DaleH thanks for your time and guidance. Just the kind of info i was looking for. Guess if I cant thru bolt to top of gunwale I could mount cleats to inside of vertical side wall inch or so below gunwale. If I go that route think I will use a piece of aluminum bar stock (around 1/16" - 1/8") rather than washers as back plate. May put plate on both inside and out. Use heat shrink and fill holes with 3M 5200 Marine Adhesive and nylon washer to further insulate metal types. I might be able to mount cleats near outside edge of gunwale in such a fashion that still have room for nuts and backing plate. Think I will only have about 1/2" of flat area (gunwale is rounded on the sides, flat on top and bottom, sort of a flat oval if that makes sense) to accommodate backing plate and nuts. 

Debating between 4" and 6 1/2" nylon cleats. Fear 4 inch might be to small. Leaning toward 6 1/2 which might be a little overkill but guess that wont hurt anything. Got any input on cleat size? Im talkin bout a 1752 aluminum flat bottomed shallow water jet boat. Not a big boat.


----------



## llbaker2

DaleH do you know anything about Tef Gel (https://www.ultratef-gel.com/tef-gel-product-reviews/). I hear its a sticky coating that can be applied to stainless fasteners when used with aluminum. They claim it solves galvanic corrosion issues. Not sure if it works on screws or if it just gets squeezed out when you tighten screw.


----------



## richg99

Cleats.....bigger are better..IMHO


----------



## DaleH

llbaker2 said:


> DaleH do you know anything about Tef Gel (https://www.ultratef-gel.com/tef-gel-product-reviews/). I hear its a sticky coating that can be applied to stainless fasteners when used with aluminum. They claim it solves galvanic corrosion issues. Not sure if it works on screws or if it just gets squeezed out when you tighten screw.


Yes, very familiar with it! *It really works!* 

It was developed for the US Navy to prevent galvanic corrosion on their ships as there’s a ton of tin hardware bolted on their steel hulls. When I actively ran (still own it) my www.classicparker.com website they offered to send me some to test and use, but for the average guy ... it is co$t prohibitive, so I passed on their offer (although I certainly appreciated it!).


----------



## jethro

I didn't even use rivnuts to attach my rod holders and downriggers! Surface welding the cleats to flat aluminum sheet may sound strong, but it's not. You want the cleats through bolted with a backing plate for sure, as it was factory done on my 2100. I actually had to cut access panels in my hull to get the rear rod holders through bolted, but it's done right and done forever.


----------



## bcbouy

yeah, they're just like an oversized rivet anyway.good thing our boats don't have any of those pesky rivets right?.


----------



## jethro

bcbouy said:


> yeah, they're just like an oversized rivet anyway.good thing our boats don't have any of those pesky rivets right?.
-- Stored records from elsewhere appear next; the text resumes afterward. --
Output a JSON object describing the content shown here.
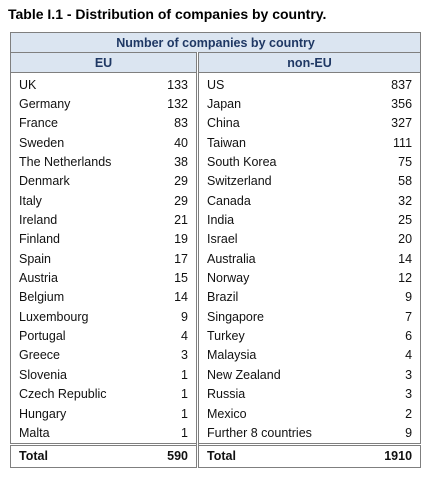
{
  "title": "Table I.1 - Distribution of companies by country.",
  "table": {
    "header": "Number of companies by country",
    "columns": [
      "EU",
      "non-EU"
    ],
    "rows": [
      [
        "UK",
        133,
        "US",
        837
      ],
      [
        "Germany",
        132,
        "Japan",
        356
      ],
      [
        "France",
        83,
        "China",
        327
      ],
      [
        "Sweden",
        40,
        "Taiwan",
        111
      ],
      [
        "The Netherlands",
        38,
        "South Korea",
        75
      ],
      [
        "Denmark",
        29,
        "Switzerland",
        58
      ],
      [
        "Italy",
        29,
        "Canada",
        32
      ],
      [
        "Ireland",
        21,
        "India",
        25
      ],
      [
        "Finland",
        19,
        "Israel",
        20
      ],
      [
        "Spain",
        17,
        "Australia",
        14
      ],
      [
        "Austria",
        15,
        "Norway",
        12
      ],
      [
        "Belgium",
        14,
        "Brazil",
        9
      ],
      [
        "Luxembourg",
        9,
        "Singapore",
        7
      ],
      [
        "Portugal",
        4,
        "Turkey",
        6
      ],
      [
        "Greece",
        3,
        "Malaysia",
        4
      ],
      [
        "Slovenia",
        1,
        "New Zealand",
        3
      ],
      [
        "Czech Republic",
        1,
        "Russia",
        3
      ],
      [
        "Hungary",
        1,
        "Mexico",
        2
      ],
      [
        "Malta",
        1,
        "Further 8 countries",
        9
      ]
    ],
    "total": [
      "Total",
      590,
      "Total",
      1910
    ]
  }
}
Bucked rivets are a whole different animal than friction fitted rivnuts though. You'll never see a manufacturer of quality, riveted boats like Lund using rivnuts (or even bucked rivets) to attach cleats to flat aluminum plate. They always through bolt them with backer plates.


----------



## ppine

If I found a new boat with nylon cleats, or steel cleats screwed to the deck I would run the other direction. 
It tells you a lot about the construction that you cannot see. 
I like welded aluminum boats with welded cleats.


----------